While Qualcomm has beem shipping 28 nm in mobile space for over a year already
I'm not sure why Apple's A"x" series chips count in Samsung's basket while the rest of the fabless/fablight guys show under the their company and not the foundry(ie qualcomm)?
Shouldn't Apple be added to the list and a correction be made?
Althought I could argue for same reason, AMD should not be listed on this one, but also complicated since AMD doesn't manufacture (ie GF, TSMC), but also acts as reseller to customer other than themself.
After toying with the idea of listing Apple separately, the bottom line is that Apple is not an MPU supplier, they are an end user. As you mention, all of the fabless suppliers re-sell their MPUs and are correctly included as suppliers.
The Samsung/Apple case is an example of why not all foundry sales should be excluded when attempting to create marketshare data. With most of Samsung's sales sold to Apple, since Apple does not re-sell these devices, counting these foundry sales as Samsung MPU sales does not introduce double counting.
It should be noted that of the $32 billion in 2012 pure-play foundry sales from TSMC, GF, UMC, etc., only $200 million was to system houses like Apple.
Hi Bill, Apple is designing their own MPU now for some time, how will you handle when they start using tsmc instead of samsung?
Similarly other folks like Nvidia who are starting to directly sell products (shield w/ tegra4), will these parts be calculated back to TSMC?
That's a good question! When TSMC ramps up production of Apple processors we will need to look at what makes the most sense. Do you call Apple a "supplier" of MPUs (supplying to itself?) or do you put those sales under a pure-play foundry such as TSMC and list TSMC as an MPU supplier? One thing for certain, these Apple MPU sales will need to go to TSMC or Apple or they won't be counted at all, and that really isn't an option.
and MPU market gets more interesting
My friend at Intel just passed on info that new
CEO did a major re-organization this week
Problem is 22nm Silver mount is very late and uncompetitive and has no meaningful Smartphone design wins.

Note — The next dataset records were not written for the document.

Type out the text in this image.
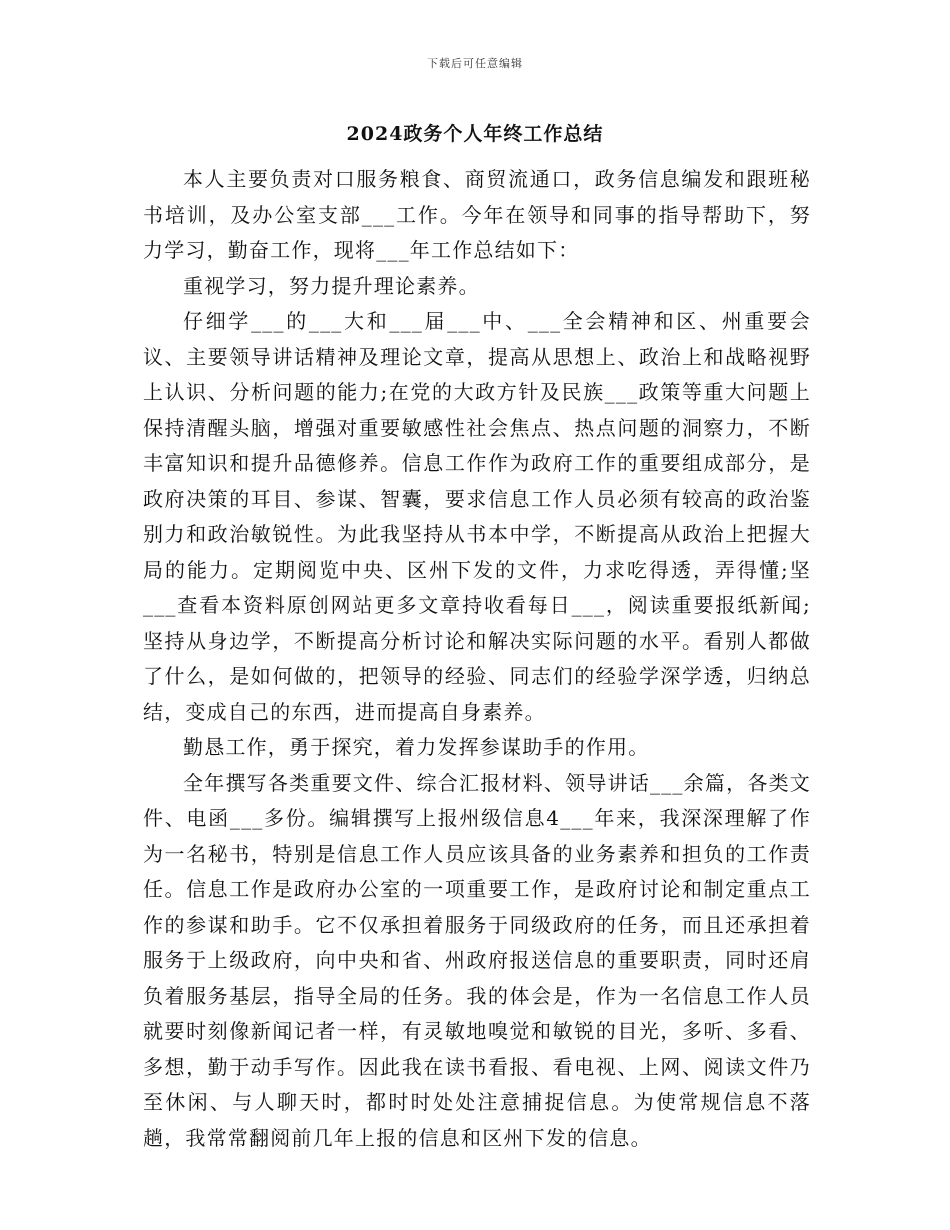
下载后可任意编辑
2024政务个人年终工作总结

本人主要负责对口服务粮食、商贸流通口，政务信息编发和跟班秘书培训，及办公室支部___工作。今年在领导和同事的指导帮助下，努力学习，勤奋工作，现将___年工作总结如下：

重视学习，努力提升理论素养。

仔细学___的___大和___届___中、___全会精神和区、州重要会议、主要领导讲话精神及理论文章，提高从思想上、政治上和战略视野上认识、分析问题的能力;在党的大政方针及民族___政策等重大问题上保持清醒头脑，增强对重要敏感性社会焦点、热点问题的洞察力，不断丰富知识和提升品德修养。信息工作作为政府工作的重要组成部分，是政府决策的耳目、参谋、智囊，要求信息工作人员必须有较高的政治鉴别力和政治敏锐性。为此我坚持从书本中学，不断提高从政治上把握大局的能力。定期阅览中央、区州下发的文件，力求吃得透，弄得懂;坚___查看本资料原创网站更多文章持收看每日___，阅读重要报纸新闻;坚持从身边学，不断提高分析讨论和解决实际问题的水平。看别人都做了什么，是如何做的，把领导的经验、同志们的经验学深学透，归纳总结，变成自己的东西，进而提高自身素养。

勤恳工作，勇于探究，着力发挥参谋助手的作用。

全年撰写各类重要文件、综合汇报材料、领导讲话___余篇，各类文件、电函___多份。编辑撰写上报州级信息4___年来，我深深理解了作为一名秘书，特别是信息工作人员应该具备的业务素养和担负的工作责任。信息工作是政府办公室的一项重要工作，是政府讨论和制定重点工作的参谋和助手。它不仅承担着服务于同级政府的任务，而且还承担着服务于上级政府，向中央和省、州政府报送信息的重要职责，同时还肩负着服务基层，指导全局的任务。我的体会是，作为一名信息工作人员就要时刻像新闻记者一样，有灵敏地嗅觉和敏锐的目光，多听、多看、多想，勤于动手写作。因此我在读书看报、看电视、上网、阅读文件乃至休闲、与人聊天时，都时时处处注意捕捉信息。为使常规信息不落趟，我常常翻阅前几年上报的信息和区州下发的信息。
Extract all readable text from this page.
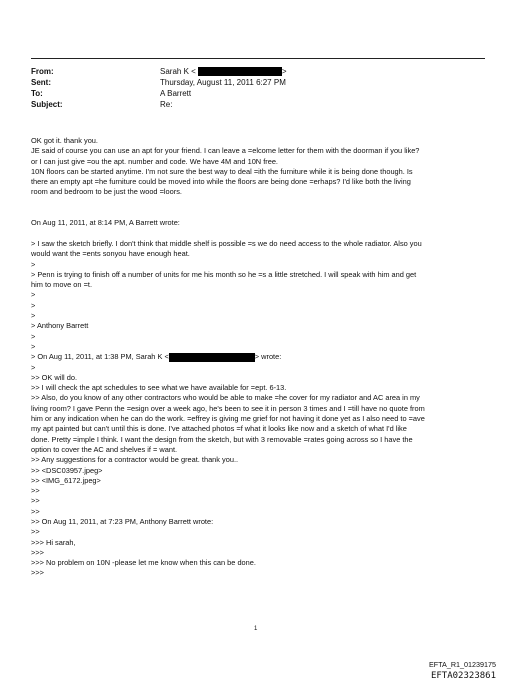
From:	Sarah K <	>
Sent:	Thursday, August 11, 2011 6:27 PM
To:	A Barrett
Subject:	Re:

OK got it. thank you.

JE said of course you can use an apt for your friend. I can leave a =elcome letter for them with the doorman if you like?

or I can just give =ou the apt. number and code. We have 4M and 10N free.

10N floors can be started anytime. I'm not sure the best way to deal =ith the furniture while it is being done though. Is

there an empty apt =he furniture could be moved into while the floors are being done =erhaps? I'd like both the living

room and bedroom to be just the wood =loors.

On Aug 11, 2011, at 8:14 PM, A Barrett wrote:

> I saw the sketch briefly. I don't think that middle shelf is possible =s we do need access to the whole radiator. Also you

would want the =ents sonyou have enough heat.

>

> Penn is trying to finish off a number of units for me his month so he =s a little stretched. I will speak with him and get

him to move on =t.

>

>

>

> Anthony Barrett

>

>

> On Aug 11, 2011, at 1:38 PM, Sarah K <	> wrote:

>

>> OK will do.

>> I will check the apt schedules to see what we have available for =ept. 6-13.

>> Also, do you know of any other contractors who would be able to make =he cover for my radiator and AC area in my

living room? I gave Penn the =esign over a week ago, he's been to see it in person 3 times and I =till have no quote from

him or any indication when he can do the work. =effrey is giving me grief for not having it done yet as I also need to =ave

my apt painted but can't until this is done. I've attached photos =f what it looks like now and a sketch of what I'd like

done. Pretty =imple I think. I want the design from the sketch, but with 3 removable =rates going across so I have the

option to cover the AC and shelves if = want.

>> Any suggestions for a contractor would be great. thank you..

>> <DSC03957.jpeg>

>> <IMG_6172.jpeg>

>>

>>

>>

>> On Aug 11, 2011, at 7:23 PM, Anthony Barrett wrote:

>>

>>> Hi sarah,

>>>

>>> No problem on 10N -please let me know when this can be done.

>>>

1
EFTA_R1_01239175
EFTA02323861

14 technology is also very late and design will not ship on time and could be 1 year late
When TSMC and Samsung catch intel in terms of process technology, due in part to intel slowing, then it becomes a capacity and yield game (read: unit price).
Intel is building factories at amazing pace all of a sudden, and I can guess this is why. But I bet Samsung and TSMC can build bigger/ faster...and not upset their shareholders in the process.
How the categorization is done may drastically change the picture.
Do we look at 32 bit and 64 bits only? Or we are looking at the whole spectrum.
How do we define supplier? Does supplier require to be able to fabricate? Does supplier require to supply to another company other than itself?
Nonetheless, the trend may give us an insight that the age of x86 domination is fading.